Valerie Bunce
Status Quo, Reformist, or Secessionist Politics: Explaining Minority-State Bargaining in Multinational States
September 26, 2005
Abstract
Minority politics has become a central issue for American foreign policy. Over the past decade, the United States has intervened in a number of multinational states. While the reasons behind American military involvement in Bosnia, Serbia-Montenegro, Afghanistan, and Iraq, together with smaller-scale engagements in Liberia and Haiti, have varied, the dilemmas posed by these interventions for American foreign policy-makers have been remarkably similar—and similarly intractable. How can viable states and democracies be constructed in multinational settings where inter-group trust is low, a history of democracy is virtually non-existent, and national minorities are shared among neighboring states?

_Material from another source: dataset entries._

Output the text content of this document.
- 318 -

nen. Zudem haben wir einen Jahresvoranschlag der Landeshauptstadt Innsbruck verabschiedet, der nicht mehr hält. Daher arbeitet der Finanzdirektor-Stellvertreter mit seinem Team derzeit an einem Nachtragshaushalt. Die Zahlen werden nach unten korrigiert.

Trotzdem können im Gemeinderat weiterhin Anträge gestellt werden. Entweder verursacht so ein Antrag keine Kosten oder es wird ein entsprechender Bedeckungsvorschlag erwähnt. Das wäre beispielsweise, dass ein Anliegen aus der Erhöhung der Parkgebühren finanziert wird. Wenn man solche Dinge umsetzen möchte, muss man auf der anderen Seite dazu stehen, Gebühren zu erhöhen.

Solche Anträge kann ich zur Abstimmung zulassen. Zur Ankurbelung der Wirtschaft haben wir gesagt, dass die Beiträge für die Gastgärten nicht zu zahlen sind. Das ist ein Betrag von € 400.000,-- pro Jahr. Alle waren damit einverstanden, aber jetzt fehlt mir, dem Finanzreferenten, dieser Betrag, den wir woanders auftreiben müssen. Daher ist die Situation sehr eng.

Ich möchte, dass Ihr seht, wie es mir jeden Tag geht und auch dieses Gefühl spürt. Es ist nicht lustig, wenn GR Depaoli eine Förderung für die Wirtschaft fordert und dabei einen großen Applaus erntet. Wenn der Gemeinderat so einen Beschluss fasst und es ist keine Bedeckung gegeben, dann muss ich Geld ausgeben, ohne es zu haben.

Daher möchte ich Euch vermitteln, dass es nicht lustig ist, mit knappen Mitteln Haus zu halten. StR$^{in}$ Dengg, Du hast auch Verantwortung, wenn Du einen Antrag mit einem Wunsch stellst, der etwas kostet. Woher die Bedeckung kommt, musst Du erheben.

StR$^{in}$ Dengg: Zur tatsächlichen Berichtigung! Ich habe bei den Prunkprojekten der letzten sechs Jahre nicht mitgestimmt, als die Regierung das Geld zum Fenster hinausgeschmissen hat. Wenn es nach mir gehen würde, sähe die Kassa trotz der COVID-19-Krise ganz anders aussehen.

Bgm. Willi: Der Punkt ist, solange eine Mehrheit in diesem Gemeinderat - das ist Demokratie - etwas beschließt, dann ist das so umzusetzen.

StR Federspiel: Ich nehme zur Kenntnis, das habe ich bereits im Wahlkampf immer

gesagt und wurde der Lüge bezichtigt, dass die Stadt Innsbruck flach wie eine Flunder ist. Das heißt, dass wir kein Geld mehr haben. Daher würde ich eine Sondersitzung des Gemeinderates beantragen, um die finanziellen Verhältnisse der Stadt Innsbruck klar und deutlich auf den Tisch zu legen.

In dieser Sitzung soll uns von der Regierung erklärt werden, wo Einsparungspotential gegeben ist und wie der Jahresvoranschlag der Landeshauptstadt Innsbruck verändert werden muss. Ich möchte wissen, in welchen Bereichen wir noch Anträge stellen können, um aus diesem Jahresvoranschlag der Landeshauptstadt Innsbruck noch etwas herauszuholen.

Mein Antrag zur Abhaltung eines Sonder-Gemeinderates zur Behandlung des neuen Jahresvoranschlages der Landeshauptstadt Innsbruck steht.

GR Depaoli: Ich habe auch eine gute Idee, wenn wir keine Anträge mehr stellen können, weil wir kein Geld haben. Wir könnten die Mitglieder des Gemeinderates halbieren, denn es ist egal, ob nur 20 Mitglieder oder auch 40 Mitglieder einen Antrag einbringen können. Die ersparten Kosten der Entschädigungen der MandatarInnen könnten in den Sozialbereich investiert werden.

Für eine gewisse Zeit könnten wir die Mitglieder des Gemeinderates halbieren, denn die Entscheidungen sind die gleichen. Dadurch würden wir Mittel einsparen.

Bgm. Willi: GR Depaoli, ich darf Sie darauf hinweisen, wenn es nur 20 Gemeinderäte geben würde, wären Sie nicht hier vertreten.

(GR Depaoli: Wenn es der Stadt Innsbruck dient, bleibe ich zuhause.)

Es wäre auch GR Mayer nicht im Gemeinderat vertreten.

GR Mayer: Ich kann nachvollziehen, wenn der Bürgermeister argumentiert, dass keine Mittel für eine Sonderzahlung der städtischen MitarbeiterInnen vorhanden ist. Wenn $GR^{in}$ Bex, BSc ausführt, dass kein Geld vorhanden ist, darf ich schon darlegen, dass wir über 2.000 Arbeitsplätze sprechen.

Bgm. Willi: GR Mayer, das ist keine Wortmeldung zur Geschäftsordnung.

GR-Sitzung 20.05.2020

The United States, moreover, is likely to revisit these problems in the future, given the Bush administration's commitment to democracy promotion—a commitment that will, given the preponderance of culturally diverse states in the international system, necessarily involve continuing engagement in multinational settings.
Scholarly interest in minority politics, therefore, is both ample and understandable. It is, therefore, puzzling that all of this attention has failed to produce a compelling answer to what is perhaps the most fundamental question about minority political behavior; why minority leaders embrace such different political agendas. Some, of course, take the radical step of demanding either states of their own or, less commonly, merger with a neighboring state. However, more common are two other options: accepting the status quo or seeking changes, such as greater cultural and political autonomy for their communities and/or expanded representation of their group in central-level political institutions.
Minority-state interactions, in short, vary—across country, within country, and over time. The purpose of this article is to explore the reasons behind such variations. It does so by comparing bargaining between central leaders and leaders of minority communities from 1989 to 2003 in three postcommunist states: Georgia (and the regions of Abkhazia, Adjaria, and southern Ossetia), Russia (and the regions of Chechnya, Dagestan, and Tatarstan) and Serbia-Montenegro (and the subunits of Kosovo, Montenegro, and Vojvodina).
The countries selected for this study, therefore, present a puzzle that helps us tease out some reasons why bargaining between the center and minority regions takes on different dynamics in multi-cultural state settings. The common circumstances of these states would all seem to predispose them to secessionist challenges from their subunits—which is one reason why all three feature at least one secessionist region. Secession remains, nonetheless, the exception, not the rule.